Foto do escritor: Pedro de LimaPedro de Lima

Atualizado: 26 de out. de 2020


Não obstante o provincianismo e a vida paroquial, surpreendentemente, o Crato, nos anos 1960, era uma cidade bem servida de jornais e revistas.


Então, podíamos ler o Jornal do Brasil, o Correio da Manhã e, principalmente, o jornal Última Hora. E nós líamos.


Geralmente, à noite, quando os jornais chegavam e eram vendidos, na praça Siqueira Campos. E, assim, ficávamos sabendo das violências praticadas pelos militares que haviam tomado o poder. Sabíamos das prisões, torturas, aposentadorias compulsórias, sequestros e mortes de trabalhadores, líderes sindicais, estudantes, intelectuais e políticos.


Líamos também a Revista Civilização Brasileira, além de livros e panfletos que eram passados de mão-em-mão pelos amigos. Além desses, também era possível ler jornais mais engajados, como o Brasil Urgente que, ainda me lembro, eram vendidos à noite na calçada do Café Líder.


Apesar da violência e do obscurantismo inerentes a qualquer ditadura, o regime militar implantado no Brasil ampliou nos jovens a curiosidade e o desejo de participar.


Aumentou a vontade de ler e de criar. Líamos para conhecer o Brasil –sua história, seus problemas sociais. Queríamos transformar o país, acabar com a miséria e as desigualdades. E o caminho para isso era combater a ditadura militar e implantar uma verdadeira democracia.
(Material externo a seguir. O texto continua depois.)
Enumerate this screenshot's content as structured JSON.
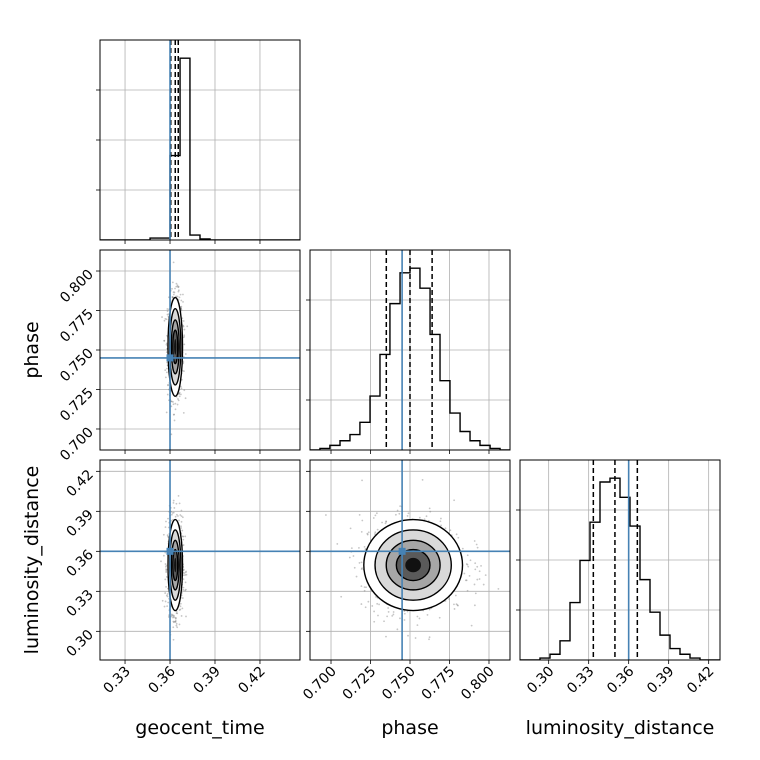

Na verdade, poucos sabiam, de fato, como seria esse Brasil do futuro. Apenas acreditávamos que era necessário fazer uma revolução! A polarização União Soviética versus Estados Unidos da América nos indicava o caminho.


Por isso, criamos jornais murais nos colégios Diocesano e Estadual, jornais mimeografados, como o jornal Nossa Opinião e jornais impressos como o Vanguarda e o Radar.


Nesses jornais publicávamos nossos artigos, poemas e contos, cujos conteúdos abordavam, principalmente, os problemas sociais responsáveis pelas desigualdades e pelo atraso do Brasil.


Também fizemos teatro e música. Ainda me lembro de duas músicas que compusemos (Zé Narcélio e eu). Como não toco nenhum instrumento, eu sempre escrevia as letras.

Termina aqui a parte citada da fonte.